2. The method of claim 1 , wherein the cells endogenously express one or more of the pluripotency factors selected from Sox2, c-Myc, Oct3/4, Klf4, Lin28, Nanog, ESRRB, SOX1 , PAX6, ZIC1 and ZIC2 or a substrate, cofactor or downstream effector thereof.

3. The method of claim 1 or 2, wherein the 3 pluripotency factors of step (b) are Oct4, Klf4 and Sox2.

4. The method of any of claims 1 to 3, wherein the population of cells comprises adult cells.

5. The method of any of claims 1 to 3, wherein the population of cells comprises adult stem cells.

6. The method of any of claims 1 to 3, wherein the population of cells comprises adult bone marrow cells.

7. The method of any of claims 1 to 3, wherein the population of cells comprises non-adult cells.

8. The method of any of claims 1 to 3, wherein the population of cells comprises fibroblasts.

9. The method of any of claims 1 to 8, wherein the population of cells are of human origin.

10. The method of any of claims 1 to 9, wherein the step of treating the population of cells to induce neural differentiation comprises a step of transiently transfecting at least one of said factors of step (b), or a substrate, cofactor or downstream effector thereof.

1 1. The method of any of claims 1 to 9, wherein the step of treating the population of cells to induce neural differentiation comprises a step of viral transduction of at least one of said factors of step (b), or a substrate, cofactor or downstream effector thereof.

12. The method of any of claims 1 to 9, wherein the step of treating the population of cells to induce neural differentiation comprises a step of microinjection of at least one of said factors of step (b), or a substrate, cofactor or downstream effector thereof.
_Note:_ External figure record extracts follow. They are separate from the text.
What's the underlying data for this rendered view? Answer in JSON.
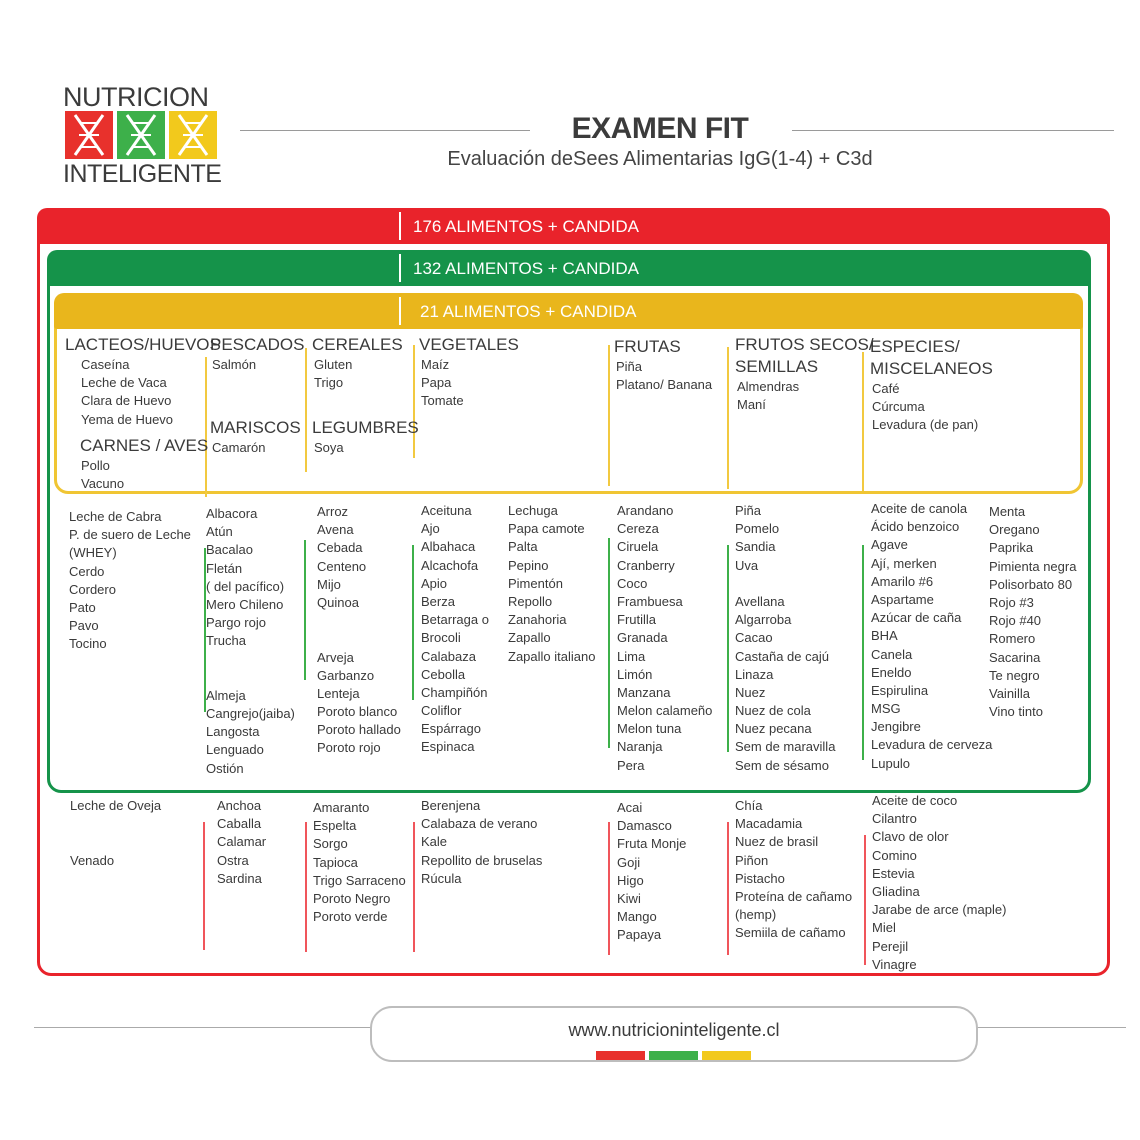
{
  "logo": {
    "line1": "NUTRICION",
    "line2": "INTELIGENTE",
    "colors": [
      "#e8312c",
      "#3db04a",
      "#f2c91c"
    ],
    "icon": "dna-helix-icon"
  },
  "header": {
    "title": "EXAMEN FIT",
    "subtitle": "Evaluación deSees Alimentarias IgG(1-4) + C3d"
  },
  "colors": {
    "red": "#e9232b",
    "green": "#15934a",
    "yellow": "#e9b61c"
  },
  "sections": [
    {
      "id": "yellow",
      "header": "21 ALIMENTOS + CANDIDA",
      "columns": [
        [
          {
            "heading": "LACTEOS/HUEVOS"
          },
          "Caseína",
          "Leche de Vaca",
          "Clara de Huevo",
          "Yema de Huevo",
          {
            "heading": "CARNES / AVES"
          },
          "Pollo",
          "Vacuno"
        ],
        [
          {
            "heading": "PESCADOS"
          },
          "Salmón",
          "",
          "",
          {
            "heading": "MARISCOS"
          },
          "Camarón"
        ],
        [
          {
            "heading": "CEREALES"
          },
          "Gluten",
          "Trigo",
          "",
          {
            "heading": "LEGUMBRES"
          },
          "Soya"
        ],
        [
          {
            "heading": "VEGETALES"
          },
          "Maíz",
          "Papa",
          "Tomate"
        ],
        [
          {
            "heading": "FRUTAS"
          },
          "Piña",
          "Platano/ Banana"
        ],
        [
          {
            "heading": "FRUTOS SECOS/"
          },
          {
            "heading": "SEMILLAS"
          },
          "Almendras",
          "Maní"
        ],
        [
          {
            "heading": "ESPECIES/"
          },
          {
            "heading": "MISCELANEOS"
          },
          "Café",
          "Cúrcuma",
          "Levadura (de pan)"
        ]
      ]
    },
    {
      "id": "green",
      "header": "132 ALIMENTOS + CANDIDA",
      "columns": [
        [
          "Leche de Cabra",
          "P. de suero de Leche",
          "(WHEY)",
          "Cerdo",
          "Cordero",
          "Pato",
          "Pavo",
          "Tocino"
        ],
        [
          "Albacora",
          "Atún",
          "Bacalao",
          "Fletán",
          "( del pacífico)",
          "Mero Chileno",
          "Pargo rojo",
          "Trucha",
          "",
          "",
          "Almeja",
          "Cangrejo(jaiba)",
          "Langosta",
          "Lenguado",
          "Ostión"
        ],
        [
          "Arroz",
          "Avena",
          "Cebada",
          "Centeno",
          "Mijo",
          "Quinoa",
          "",
          "",
          "Arveja",
          "Garbanzo",
          "Lenteja",
          "Poroto blanco",
          "Poroto hallado",
          "Poroto rojo"
        ],
        [
          "Aceituna",
          "Ajo",
          "Albahaca",
          "Alcachofa",
          "Apio",
          "Berza",
          "Betarraga o",
          "Brocoli",
          "Calabaza",
          "Cebolla",
          "Champiñón",
          "Coliflor",
          "Espárrago",
          "Espinaca"
        ],
        [
          "Lechuga",
          "Papa camote",
          "Palta",
          "Pepino",
          "Pimentón",
          "Repollo",
          "Zanahoria",
          "Zapallo",
          "Zapallo italiano"
        ],
        [
          "Arandano",
          "Cereza",
          "Ciruela",
          "Cranberry",
          "Coco",
          "Frambuesa",
          "Frutilla",
          "Granada",
          "Lima",
          "Limón",
          "Manzana",
          "Melon calameño",
          "Melon tuna",
          "Naranja",
          "Pera"
        ],
        [
          "Piña",
          "Pomelo",
          "Sandia",
          "Uva",
          "",
          "Avellana",
          "Algarroba",
          "Cacao",
          "Castaña de cajú",
          "Linaza",
          "Nuez",
          "Nuez de cola",
          "Nuez pecana",
          "Sem de maravilla",
          "Sem de sésamo"
        ],
        [
          "Aceite de canola",
          "Ácido benzoico",
          "Agave",
          "Ají, merken",
          "Amarilo #6",
          "Aspartame",
          "Azúcar de caña",
          "BHA",
          "Canela",
          "Eneldo",
          "Espirulina",
          "MSG",
          "Jengibre",
          "Levadura de cerveza",
          "Lupulo"
        ],
        [
          "Menta",
          "Oregano",
          "Paprika",
          "Pimienta negra",
          "Polisorbato 80",
          "Rojo #3",
          "Rojo #40",
          "Romero",
          "Sacarina",
          "Te negro",
          "Vainilla",
          "Vino tinto"
        ]
      ]
    },
    {
      "id": "red",
      "header": "176 ALIMENTOS + CANDIDA",
      "columns": [
        [
          "Leche de Oveja",
          "",
          "",
          "Venado"
        ],
        [
          "Anchoa",
          "Caballa",
          "Calamar",
          "Ostra",
          "Sardina"
        ],
        [
          "Amaranto",
          "Espelta",
          "Sorgo",
          "Tapioca",
          "Trigo Sarraceno",
          "Poroto Negro",
          "Poroto verde"
        ],
        [
          "Berenjena",
          "Calabaza de verano",
          "Kale",
          "Repollito de bruselas",
          "Rúcula"
        ],
        [
          "Acai",
          "Damasco",
          "Fruta Monje",
          "Goji",
          "Higo",
          "Kiwi",
          "Mango",
          "Papaya"
        ],
        [
          "Chía",
          "Macadamia",
          "Nuez de brasil",
          "Piñon",
          "Pistacho",
          "Proteína de cañamo",
          "(hemp)",
          "Semiila de cañamo"
        ],
        [
          "Aceite de coco",
          "Cilantro",
          "Clavo de olor",
          "Comino",
          "Estevia",
          "Gliadina",
          "Jarabe de arce (maple)",
          "Miel",
          "Perejil",
          "Vinagre"
        ]
      ]
    }
  ],
  "footer": {
    "url": "www.nutricioninteligente.cl",
    "bar_colors": [
      "#e8312c",
      "#3db04a",
      "#f2c91c"
    ]
  }
}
13. The method of any of claims 1 to 9, wherein the step of treating the population of cells to induce neural differentiation comprises a step of contacting the population of cells with a small molecule, protein, peptide, sugar, or other compound, agent or treatment that effects modulation of at least one of said factors of step (b), or a substrate, cofactor or downstream effector thereof.
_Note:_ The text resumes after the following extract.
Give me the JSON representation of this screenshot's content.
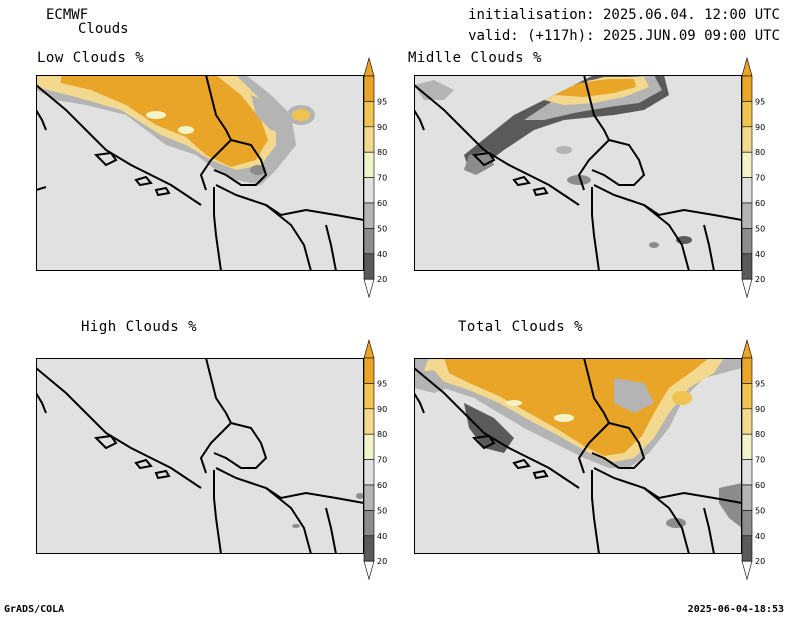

14. The method of any of claims 1 to 13, wherein the step of treating the population of cells to induce neural differentiation comprises a step of increasing the expression of at least one of said factors of step (b), or a substrate, cofactor or downstream effector thereof.

15. The method of any of claims 1 to 14, wherein the step of selecting for cells having a neural progenitor phenotype comprises monitoring at least one cellular marker selected from PAX6, OTX1 , FOXG1 , GLAST, P75, SOX1 , and OLIG2.

16. The method of any of claims 1 to 15, wherein the method further comprises amplifying the neural progenitor cells selected in step (c).

17. The method of any of claims 1 to 16, further comprising inducing differentiation of the neural progenitor cells into astrocytes.

18. The method of any of claims 1 to 16, further comprising inducing differentiation of the neural progenitor cells into oligodendrocytes.

19. The method of any of claims 1 to 16, further comprising inducing differentiation of the neural progenitor cells into motor neurons.

20. The method of any of claims 1 to 16, further comprising inducing differentiation of the neural progenitor cells into dopaminergic neurons.

21. A population of cells produced by the method of any of claims 1 to 20.

22. A pharmaceutical composition comprising a population of cells according to claim

23. Use of a pharmaceutical composition according to claim 22 in human or animal medicine.

24. Use of a pharmaceutical composition according to claim 22 for the treatment of disorders of the brain.

25. Use according to claim 24, wherein the disorders of the brain are neurodegenerative disorders such as Alzheimer's Disease or Parkinson's Disease.